As a film snob, I have a tendency to get excited about a project depending on who the director is. (Okay, and sometimes the writer.) Rarely the actor, though, because, and no offense to them and the billion dollar industry in place to monitor their every breath, they are just one element of a filmmaker's overall game plan. There are a few, though, with such sharp tastes and a seeming disinterest in popularity contests that I'll see anything they do without hesitation. Tilda Swinton (Julia, I Am Love) is one of these actors.

The former model, young Communist, descendant of Scottish royalty and friend of some of Britain's most outstanding friends of Dorothy has (in addition to one hell of a wikipedia page) a remarkable nose for picking projects that are both challenging and entertaining. I say we're just a few years away before “that's such a Tilda Swinton film” enters the lexicon.

This newest one is We Need To Talk About Kevin, the story of an independent woman's life being torn apart by motherhood. It begins with a fussy baby and ends with a teen committing mass murder in a school. It is being hailed by some as a thoughtful horror film. If it ever hits the mainstream it will be examined as a serious drama. It's both, to be sure, but I'll let you in on a secret: it is also very funny.

How can you not laugh at the absurdity of a renown, world-traveler and author locking horns with an eight year old boy who purposely shits his pants just to annoy his mother? How can you not laugh when a baby just cries and cries and cries so mom pushes the stroller closer to a jackhammer to get some relief? How can you not laugh when a clueless Dad buys this young terror WEAPONS as a gift?

Kevin is one long game of stakes-raising, watching this horrible boy turn into an even more horrible man. Our sympathies (mine, at least) are wholly with Swinton even if, by some Middle American standards, she is less than an ideal Mom. (How dare she have aspirations outside the home! Stone her!)

One of the few unbreakable taboos in our culture is the strength of a mother and child's love. Well, some people are just rotten. Do they stop being rotten because they have a mom? Or, for that matter, a son?

There are theories out there that We Need To Talk About Kevin is told from the perspective of an unreliable narrator. (It is all through Swinton's flashbacks.) I say, this is a theory floated by the weak! Why do we refuse to admit that there are assholes in the world and that they are born that way?
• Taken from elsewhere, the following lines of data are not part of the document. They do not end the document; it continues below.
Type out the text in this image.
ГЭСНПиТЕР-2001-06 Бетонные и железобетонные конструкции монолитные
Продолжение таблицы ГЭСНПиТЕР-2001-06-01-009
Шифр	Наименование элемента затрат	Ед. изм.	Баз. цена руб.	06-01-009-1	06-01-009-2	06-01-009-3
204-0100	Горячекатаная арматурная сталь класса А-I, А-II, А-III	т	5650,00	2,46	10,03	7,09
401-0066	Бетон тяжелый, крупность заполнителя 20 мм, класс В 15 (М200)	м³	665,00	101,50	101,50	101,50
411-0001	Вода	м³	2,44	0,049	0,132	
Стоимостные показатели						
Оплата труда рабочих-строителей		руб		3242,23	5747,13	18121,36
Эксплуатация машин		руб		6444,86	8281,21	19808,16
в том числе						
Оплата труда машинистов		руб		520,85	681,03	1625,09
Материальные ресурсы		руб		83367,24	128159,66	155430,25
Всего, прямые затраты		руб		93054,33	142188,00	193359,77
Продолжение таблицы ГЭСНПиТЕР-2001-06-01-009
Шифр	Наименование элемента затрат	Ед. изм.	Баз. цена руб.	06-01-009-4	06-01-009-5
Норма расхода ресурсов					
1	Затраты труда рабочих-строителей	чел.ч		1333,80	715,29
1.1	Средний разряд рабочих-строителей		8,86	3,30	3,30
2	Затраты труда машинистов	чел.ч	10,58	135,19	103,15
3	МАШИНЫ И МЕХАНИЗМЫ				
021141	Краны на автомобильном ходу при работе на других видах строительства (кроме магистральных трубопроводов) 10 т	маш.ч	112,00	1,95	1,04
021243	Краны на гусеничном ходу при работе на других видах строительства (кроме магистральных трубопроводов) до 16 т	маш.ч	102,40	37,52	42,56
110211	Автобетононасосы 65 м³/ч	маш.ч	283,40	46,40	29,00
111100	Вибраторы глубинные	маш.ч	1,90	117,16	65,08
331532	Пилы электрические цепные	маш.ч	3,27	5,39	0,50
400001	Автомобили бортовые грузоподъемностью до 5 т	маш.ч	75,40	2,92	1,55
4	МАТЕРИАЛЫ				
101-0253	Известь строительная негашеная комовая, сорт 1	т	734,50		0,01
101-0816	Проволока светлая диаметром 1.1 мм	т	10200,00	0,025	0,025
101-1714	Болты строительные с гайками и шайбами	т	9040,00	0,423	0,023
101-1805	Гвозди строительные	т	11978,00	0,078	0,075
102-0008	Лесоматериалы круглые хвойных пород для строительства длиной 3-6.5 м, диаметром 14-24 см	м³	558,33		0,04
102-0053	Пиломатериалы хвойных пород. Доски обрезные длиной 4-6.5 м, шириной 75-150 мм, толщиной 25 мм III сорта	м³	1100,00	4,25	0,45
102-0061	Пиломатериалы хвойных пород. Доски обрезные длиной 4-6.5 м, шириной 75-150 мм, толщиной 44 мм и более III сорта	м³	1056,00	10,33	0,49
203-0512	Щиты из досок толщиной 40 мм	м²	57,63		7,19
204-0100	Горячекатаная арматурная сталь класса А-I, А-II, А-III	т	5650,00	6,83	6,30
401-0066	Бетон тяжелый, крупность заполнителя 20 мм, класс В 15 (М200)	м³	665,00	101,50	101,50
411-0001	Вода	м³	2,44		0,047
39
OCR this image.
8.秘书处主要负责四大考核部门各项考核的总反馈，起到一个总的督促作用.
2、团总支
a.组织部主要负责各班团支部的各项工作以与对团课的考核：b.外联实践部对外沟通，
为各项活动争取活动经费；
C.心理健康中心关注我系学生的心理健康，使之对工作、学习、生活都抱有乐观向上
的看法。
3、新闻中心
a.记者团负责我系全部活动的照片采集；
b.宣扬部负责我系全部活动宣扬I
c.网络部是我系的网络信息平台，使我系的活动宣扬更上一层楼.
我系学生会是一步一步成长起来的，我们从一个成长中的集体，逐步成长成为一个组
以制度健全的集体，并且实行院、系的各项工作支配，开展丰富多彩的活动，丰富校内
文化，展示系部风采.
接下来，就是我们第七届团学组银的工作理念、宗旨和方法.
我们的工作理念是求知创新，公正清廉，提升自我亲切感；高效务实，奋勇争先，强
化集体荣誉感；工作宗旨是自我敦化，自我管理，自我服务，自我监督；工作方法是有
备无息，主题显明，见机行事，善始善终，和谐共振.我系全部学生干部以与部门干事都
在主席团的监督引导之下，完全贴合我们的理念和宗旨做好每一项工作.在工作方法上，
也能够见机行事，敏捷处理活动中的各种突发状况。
We Need To Talk About Kevin comes to us from Scottish director Lynne Ramsay, a not-very-prolific filmmaker whose two prior works seem an appropriate build-up to this piece. The first, Ratcatcher was a gross and gritty tale about poverty in a British housing project. Morvern Callar was a hallucinatory ride through Spain with a morally blank plagiarist that was shot as though it were a travelogue from outer space.

Kevin is not quite so experimental, but it makes terrific use of empty spaces in the grotesque suburban McMansion. Ramsay loves montage, as well as floating around in slow moving cars as the least expected song plays on the soundtrack. (When we aren't hearing Buddy Holly or the Beach Boys, its an original score by Johnny Greenwood.)

The overall vibe is one that says, yes, let's take this all seriously, but let's also have a devilishly good time with this, too. Am I going to hell for saying I “enjoyed” a movie that features a Columbine-esque massacre as its climax? Don't blame me, blame Swinton and Ramsay.